1. Replace Vulnerability Stacks with Damage Dealt Down. When players make mistakes, their most common "punishment" is that they take more damage for a minute, sometimes longer. This actually causes more work for the healers and not the DPS or Tanks who make those mistakes. If we switched Vulnerability to Damage Down, then suddenly the punishment is largely on just the person who failed the mechanic. If this means the party fails to meet a DPS check, then yes it's a punishment on the party, but it does make mechanics easier to survive which would actually speed up Prog times regardless since your party would get more time to see more mechanics in a fight and start learning them sooner. This inadvertently allows designers to pump more damage into unavoidable attacks because they'd be able to exclude some amount of theoretical damage from overall calculations.

2. Make more avoidable mechanics about debuffs rather than damage. It probably wouldn't be ideal to make all forms of avoidable mechanics debuffs only, but if we replaced an instance of puddles, for example, with exclusively that damage down debuff mentioned above, it once again is something that punishes the person who failed the mechanic and not the healer. Fully removing damage from those puddles means that unavoidable damage around those puddles can afford to be a lot stronger or more frequent because we know exactly how much damage the party will be taking in that period of time rather than having an amount of theoretical damage that we can't fully predict.

3. Replace some direct damage with cleansable damage over time. This gives healers more of a reason to use Esuna at times, but it also gives healers more time to respond to damage since not all of it is being dealt at once, not to mention players could counter it with regens rather than just using Esuna. Sage's new Haima/Panhaima would be perfect for a mechanic like that, not to mention Kardia, Embrace, Lilybell, Macrocosmos...We actually are getting lots of great tools that would be very helpful against DoT.

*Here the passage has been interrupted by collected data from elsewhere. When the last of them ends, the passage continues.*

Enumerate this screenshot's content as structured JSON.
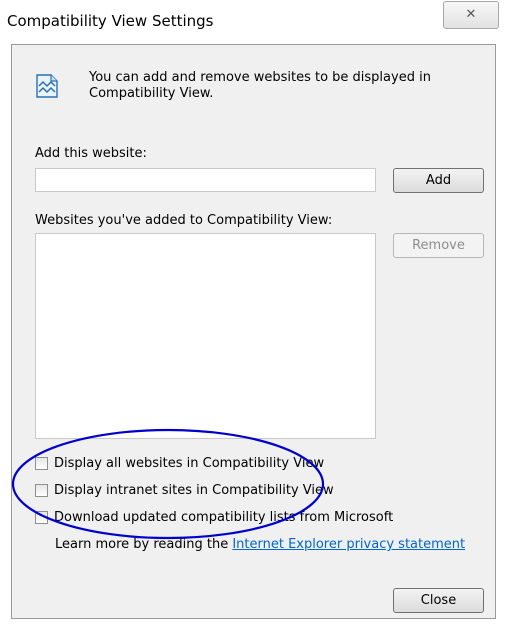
{
  "window": {
    "title": "Compatibility View Settings",
    "close_glyph": "✕"
  },
  "info": {
    "icon": "compatibility-view-icon",
    "text": "You can add and remove websites to be displayed in Compatibility View."
  },
  "add_website": {
    "label": "Add this website:",
    "value": "",
    "button_label": "Add"
  },
  "website_list": {
    "label": "Websites you've added to Compatibility View:",
    "items": [],
    "remove_label": "Remove"
  },
  "options": [
    {
      "label": "Display all websites in Compatibility View",
      "checked": false
    },
    {
      "label": "Display intranet sites in Compatibility View",
      "checked": false
    },
    {
      "label": "Download updated compatibility lists from Microsoft",
      "checked": false
    }
  ],
  "privacy": {
    "prefix": "Learn more by reading the ",
    "link_text": "Internet Explorer privacy statement"
  },
  "footer": {
    "close_label": "Close"
  },
  "colors": {
    "annotation": "#0000cc",
    "link": "#0066cc"
  }
}
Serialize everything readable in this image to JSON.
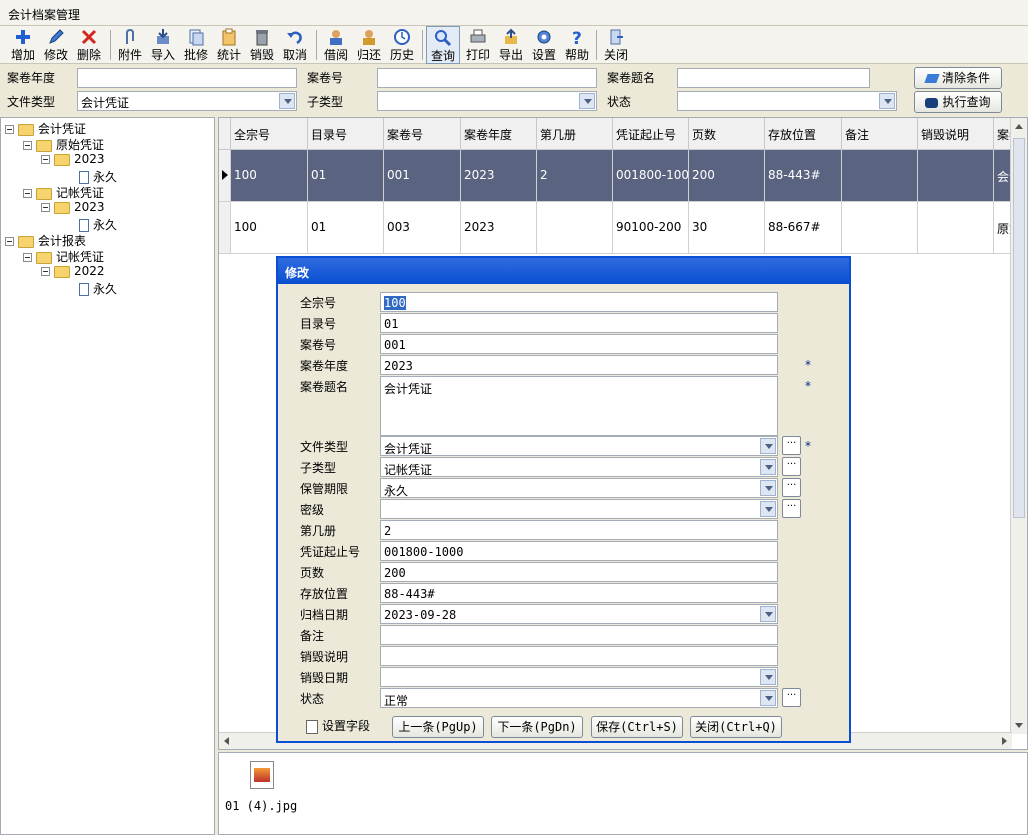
{
  "window": {
    "title": "会计档案管理"
  },
  "toolbar": [
    {
      "label": "增加",
      "icon": "add-icon"
    },
    {
      "label": "修改",
      "icon": "edit-icon"
    },
    {
      "label": "删除",
      "icon": "delete-icon"
    },
    {
      "label": "附件",
      "icon": "attachment-icon"
    },
    {
      "label": "导入",
      "icon": "import-icon"
    },
    {
      "label": "批修",
      "icon": "batch-edit-icon"
    },
    {
      "label": "统计",
      "icon": "statistics-icon"
    },
    {
      "label": "销毁",
      "icon": "destroy-icon"
    },
    {
      "label": "取消",
      "icon": "undo-icon"
    },
    {
      "label": "借阅",
      "icon": "borrow-icon"
    },
    {
      "label": "归还",
      "icon": "return-icon"
    },
    {
      "label": "历史",
      "icon": "history-icon"
    },
    {
      "label": "查询",
      "icon": "search-icon"
    },
    {
      "label": "打印",
      "icon": "print-icon"
    },
    {
      "label": "导出",
      "icon": "export-icon"
    },
    {
      "label": "设置",
      "icon": "settings-icon"
    },
    {
      "label": "帮助",
      "icon": "help-icon"
    },
    {
      "label": "关闭",
      "icon": "close-icon"
    }
  ],
  "filter": {
    "year_label": "案卷年度",
    "year_value": "",
    "volno_label": "案卷号",
    "volno_value": "",
    "voltitle_label": "案卷题名",
    "voltitle_value": "",
    "doctype_label": "文件类型",
    "doctype_value": "会计凭证",
    "subtype_label": "子类型",
    "subtype_value": "",
    "status_label": "状态",
    "status_value": "",
    "clear_btn": "清除条件",
    "query_btn": "执行查询"
  },
  "tree": [
    {
      "label": "会计凭证",
      "level": 0,
      "kind": "folder"
    },
    {
      "label": "原始凭证",
      "level": 1,
      "kind": "folder"
    },
    {
      "label": "2023",
      "level": 2,
      "kind": "folder"
    },
    {
      "label": "永久",
      "level": 3,
      "kind": "file"
    },
    {
      "label": "记帐凭证",
      "level": 1,
      "kind": "folder"
    },
    {
      "label": "2023",
      "level": 2,
      "kind": "folder"
    },
    {
      "label": "永久",
      "level": 3,
      "kind": "file"
    },
    {
      "label": "会计报表",
      "level": 0,
      "kind": "folder"
    },
    {
      "label": "记帐凭证",
      "level": 1,
      "kind": "folder"
    },
    {
      "label": "2022",
      "level": 2,
      "kind": "folder"
    },
    {
      "label": "永久",
      "level": 3,
      "kind": "file"
    }
  ],
  "grid": {
    "columns": [
      "全宗号",
      "目录号",
      "案卷号",
      "案卷年度",
      "第几册",
      "凭证起止号",
      "页数",
      "存放位置",
      "备注",
      "销毁说明",
      "案卷"
    ],
    "rows": [
      [
        "100",
        "01",
        "001",
        "2023",
        "2",
        "001800-100",
        "200",
        "88-443#",
        "",
        "",
        "会计"
      ],
      [
        "100",
        "01",
        "003",
        "2023",
        "",
        "90100-200",
        "30",
        "88-667#",
        "",
        "",
        "原始"
      ]
    ]
  },
  "attachment": {
    "filename": "01 (4).jpg"
  },
  "dialog": {
    "title": "修改",
    "fields": [
      {
        "label": "全宗号",
        "value": "100"
      },
      {
        "label": "目录号",
        "value": "01"
      },
      {
        "label": "案卷号",
        "value": "001"
      },
      {
        "label": "案卷年度",
        "value": "2023",
        "required": "*"
      },
      {
        "label": "案卷题名",
        "value": "会计凭证",
        "required": "*"
      },
      {
        "label": "文件类型",
        "value": "会计凭证",
        "required": "*"
      },
      {
        "label": "子类型",
        "value": "记帐凭证"
      },
      {
        "label": "保管期限",
        "value": "永久"
      },
      {
        "label": "密级",
        "value": ""
      },
      {
        "label": "第几册",
        "value": "2"
      },
      {
        "label": "凭证起止号",
        "value": "001800-1000"
      },
      {
        "label": "页数",
        "value": "200"
      },
      {
        "label": "存放位置",
        "value": "88-443#"
      },
      {
        "label": "归档日期",
        "value": "2023-09-28"
      },
      {
        "label": "备注",
        "value": ""
      },
      {
        "label": "销毁说明",
        "value": ""
      },
      {
        "label": "销毁日期",
        "value": ""
      },
      {
        "label": "状态",
        "value": "正常"
      }
    ],
    "ellipsis": "···",
    "set_fields": "设置字段",
    "prev_btn": "上一条(PgUp)",
    "next_btn": "下一条(PgDn)",
    "save_btn": "保存(Ctrl+S)",
    "close_btn": "关闭(Ctrl+Q)"
  }
}
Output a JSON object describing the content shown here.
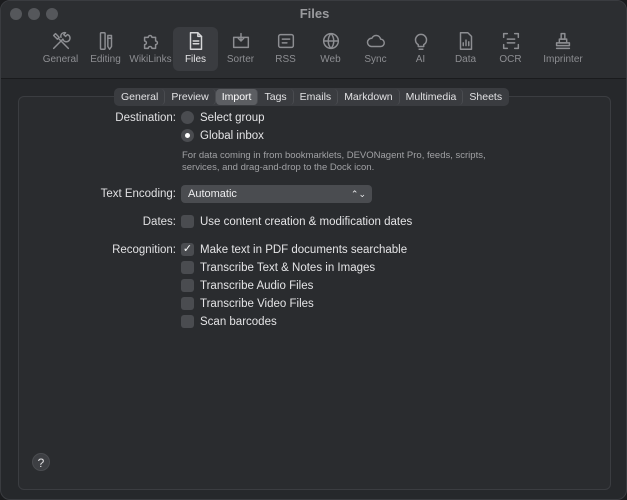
{
  "window": {
    "title": "Files"
  },
  "toolbar": {
    "items": [
      {
        "label": "General",
        "icon": "wrench-screwdriver-icon"
      },
      {
        "label": "Editing",
        "icon": "pencil-ruler-icon"
      },
      {
        "label": "WikiLinks",
        "icon": "puzzle-icon"
      },
      {
        "label": "Files",
        "icon": "document-icon",
        "active": true
      },
      {
        "label": "Sorter",
        "icon": "sorter-tray-icon"
      },
      {
        "label": "RSS",
        "icon": "rss-icon"
      },
      {
        "label": "Web",
        "icon": "globe-icon"
      },
      {
        "label": "Sync",
        "icon": "cloud-icon"
      },
      {
        "label": "AI",
        "icon": "lightbulb-icon"
      },
      {
        "label": "Data",
        "icon": "database-icon"
      },
      {
        "label": "OCR",
        "icon": "ocr-scan-icon"
      },
      {
        "label": "Imprinter",
        "icon": "stamp-icon"
      }
    ]
  },
  "tabs": [
    "General",
    "Preview",
    "Import",
    "Tags",
    "Emails",
    "Markdown",
    "Multimedia",
    "Sheets"
  ],
  "active_tab": "Import",
  "form": {
    "destination": {
      "label": "Destination:",
      "options": [
        "Select group",
        "Global inbox"
      ],
      "selected": "Global inbox",
      "help": "For data coming in from bookmarklets, DEVONagent Pro, feeds, scripts, services, and drag-and-drop to the Dock icon."
    },
    "encoding": {
      "label": "Text Encoding:",
      "value": "Automatic"
    },
    "dates": {
      "label": "Dates:",
      "option": "Use content creation & modification dates",
      "checked": false
    },
    "recognition": {
      "label": "Recognition:",
      "options": [
        {
          "label": "Make text in PDF documents searchable",
          "checked": true
        },
        {
          "label": "Transcribe Text & Notes in Images",
          "checked": false
        },
        {
          "label": "Transcribe Audio Files",
          "checked": false
        },
        {
          "label": "Transcribe Video Files",
          "checked": false
        },
        {
          "label": "Scan barcodes",
          "checked": false
        }
      ]
    }
  },
  "help_button": "?"
}
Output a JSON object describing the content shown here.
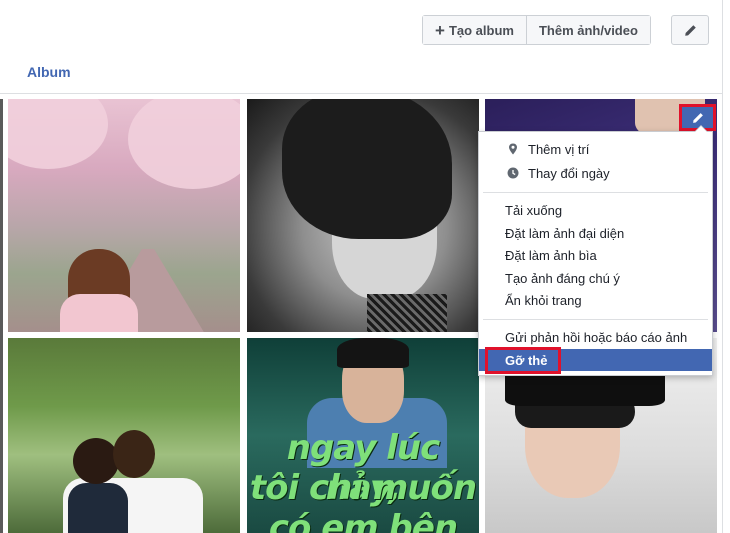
{
  "toolbar": {
    "create_album_label": "Tạo album",
    "add_media_label": "Thêm ảnh/video",
    "plus_icon": "plus-icon",
    "edit_icon": "pencil-icon"
  },
  "tabs": {
    "album_label": "Album"
  },
  "photos": {
    "lyric_line1": "ngay lúc này,",
    "lyric_line2": "tôi chỉ muốn",
    "lyric_line3": "có em bên"
  },
  "photo_menu": {
    "group1": [
      {
        "label": "Thêm vị trí",
        "icon": "location-pin-icon"
      },
      {
        "label": "Thay đổi ngày",
        "icon": "clock-icon"
      }
    ],
    "group2": [
      {
        "label": "Tải xuống"
      },
      {
        "label": "Đặt làm ảnh đại diện"
      },
      {
        "label": "Đặt làm ảnh bìa"
      },
      {
        "label": "Tạo ảnh đáng chú ý"
      },
      {
        "label": "Ẩn khỏi trang"
      }
    ],
    "group3": [
      {
        "label": "Gửi phản hồi hoặc báo cáo ảnh"
      },
      {
        "label": "Gỡ thẻ"
      }
    ]
  },
  "colors": {
    "accent": "#4267b2",
    "highlight_border": "#e0112b",
    "menu_active_bg": "#4267b2"
  }
}
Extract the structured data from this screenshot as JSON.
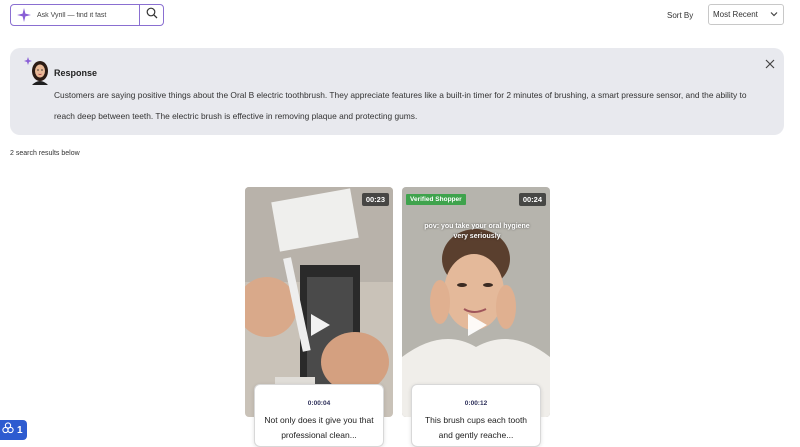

4. Doom, specifically the doom from DR. For anyone not familiar, in Delubrum Reginae, rather than Vulnerability stacks you get doom stacks. If you fail a mechanic, you get one stack, and if you get another before the duration runs out, you're afflicted with a non-dispellable doom. These mechanics also do damage, but we could also just have avoidable mechanics that just inflict this doom if we want more severe challenge in completing things. Again, it allows us to make unavoidable damage more frequent and more powerful if avoidable damage is more controlled.

5. Add % damage based on current health to unavoidable damage. Let's say for example that a boss has a raidwide that has a potency of 500 for the sake of this example. Instead, we could lower that to 200 but have it also deal 30% of each target's current HP as damage, not to be confused with max HP. This means raidwides can still KO players at low health, but it counters the issue of gear scaling while also softening the blow to something more survivable at mid health ranges. You could even make some exclusively based on current HP if you want specific raidwides to not be capable of KOing the party. We already have fights that reduce the party's HP to 1 at times. Pair that with max HP doom, and you can make healing more demanding without necessarily punishing them.

I don't foresee all of this ever really taking effect, but there are certainly ways to encourage healing without scaring off casual players since we can customize phases to not actually KO players, at least not initially. Stuff like doom on party members that needs to be cleansed by healing everyone up to 100% max can be scary, but is often accompanied by large breaks in boss damage to give players time to catch up. We could use these types of things more to allow for damage to be more controlled on the design side.